Итак, перепись прошло все «светское» новгородское население. Но что являлось критерием сбора дани? Была ли она поголовной (подушной), имущественной, поземельной или какой-то иной? Мы же видели, что в историографии на этот счет нет единства. Источник говорит лишь достаточно определенно и ясно об одном — перепись была подворной. «Регулярному сбору налогов с покоренных народов предшествовала подворная перепись, получившая на Руси название "число". Писцы-"численники" методично описывали дворы на территории каждого русского княжества». Так видит ситуацию А.П. Григорьев.[706] Видимо, в целом с ним можно согласиться.[707]
Достигли ли монголы своей цели в Новгороде? Стал ли он по результатам переписи регулярно выплачивать дань? В этой связи обращает на себя внимание сообщение Лаврентьевской летописи о том, что после переписи «Александра же оудержаша Нооугородци и чтиша и много. Олександр же давъ имъ рядъ и поеха с честью въ свою отчину».[708] Видимо, речь идет о каких-то переговорах между Александром и новгородцами, касавшимися прежде всего их взаимоотношений. Они закончились успешно, стороны «урядились», существовавшая прежде конфликтная ситуация была преодолена. Вместе с тем вполне вероятно, что обсуждался по свежим следам и «татарский» вопрос. Возможно, что «ряд» предусматривал и какие-то обязанности Новгорода в отношении выплаты даней.[709]
Для решения этих вопросов историки также, как правило, обращаются и к более поздним событиям — 1270 г.[710] При этом наметились противоположные точки зрения. В.Л. Янин предполагает, что «дань с Новгорода поступала регулярно, и у хана не было причин для недовольства и вмешательства».[711] А.Л. Хорошкевич сомневается в этом: «Сбор ее еще не стал регулярным явлением, ее нужно было "просить", а не просто взимать». «Впрочем, этот вопрос нуждается в дальнейшем изучении», — добавляет она.[712] Думается, все-таки, что ее предположение более близко к реальной ситуации. Однако при этом необходима оговорка: видимо следует исходить из того, что собирание дани на Руси монголами никогда не было жестко регламентировано. «Твердой» дани как по количеству, так и по срокам сбора также никогда не существовало.[713] Отсюда и термин «прошать». Это характерно не только для Новгорода, но и других русских земель.

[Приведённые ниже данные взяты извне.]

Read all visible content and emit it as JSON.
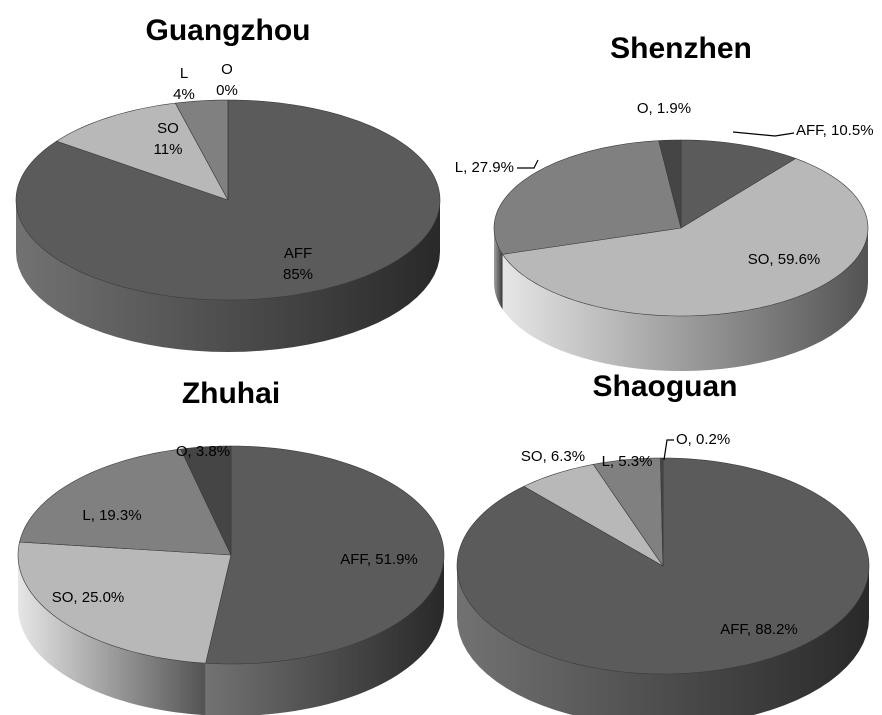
{
  "chart_data": [
    {
      "type": "pie",
      "title": "Guangzhou",
      "series": [
        {
          "name": "AFF",
          "value": 85
        },
        {
          "name": "SO",
          "value": 11
        },
        {
          "name": "L",
          "value": 4
        },
        {
          "name": "O",
          "value": 0
        }
      ],
      "labels": [
        {
          "lines": [
            "AFF",
            "85%"
          ]
        },
        {
          "lines": [
            "SO",
            "11%"
          ]
        },
        {
          "lines": [
            "L",
            "4%"
          ]
        },
        {
          "lines": [
            "O",
            "0%"
          ]
        }
      ]
    },
    {
      "type": "pie",
      "title": "Shenzhen",
      "series": [
        {
          "name": "AFF",
          "value": 10.5
        },
        {
          "name": "SO",
          "value": 59.6
        },
        {
          "name": "L",
          "value": 27.9
        },
        {
          "name": "O",
          "value": 1.9
        }
      ],
      "labels": [
        {
          "lines": [
            "AFF, 10.5%"
          ]
        },
        {
          "lines": [
            "SO, 59.6%"
          ]
        },
        {
          "lines": [
            "L, 27.9%"
          ]
        },
        {
          "lines": [
            "O, 1.9%"
          ]
        }
      ]
    },
    {
      "type": "pie",
      "title": "Zhuhai",
      "series": [
        {
          "name": "AFF",
          "value": 51.9
        },
        {
          "name": "SO",
          "value": 25.0
        },
        {
          "name": "L",
          "value": 19.3
        },
        {
          "name": "O",
          "value": 3.8
        }
      ],
      "labels": [
        {
          "lines": [
            "AFF, 51.9%"
          ]
        },
        {
          "lines": [
            "SO, 25.0%"
          ]
        },
        {
          "lines": [
            "L, 19.3%"
          ]
        },
        {
          "lines": [
            "O, 3.8%"
          ]
        }
      ]
    },
    {
      "type": "pie",
      "title": "Shaoguan",
      "series": [
        {
          "name": "AFF",
          "value": 88.2
        },
        {
          "name": "SO",
          "value": 6.3
        },
        {
          "name": "L",
          "value": 5.3
        },
        {
          "name": "O",
          "value": 0.2
        }
      ],
      "labels": [
        {
          "lines": [
            "AFF, 88.2%"
          ]
        },
        {
          "lines": [
            "SO, 6.3%"
          ]
        },
        {
          "lines": [
            "L, 5.3%"
          ]
        },
        {
          "lines": [
            "O, 0.2%"
          ]
        }
      ]
    }
  ],
  "colors": {
    "AFF": "#5b5b5b",
    "SO": "#b8b8b8",
    "L": "#808080",
    "O": "#454545"
  }
}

Таким образом, в Новгородской летописи в отличие от Лаврентьевской перед нами довольно подробно предстает деятельность монголов в русских землях, направленная на организацию даннического дела. Мы видим этапы и принципы, а также приемы и методы сбора различных налогов, видим, так сказать, своеобразный алгоритм установления даннической зависимости на Руси.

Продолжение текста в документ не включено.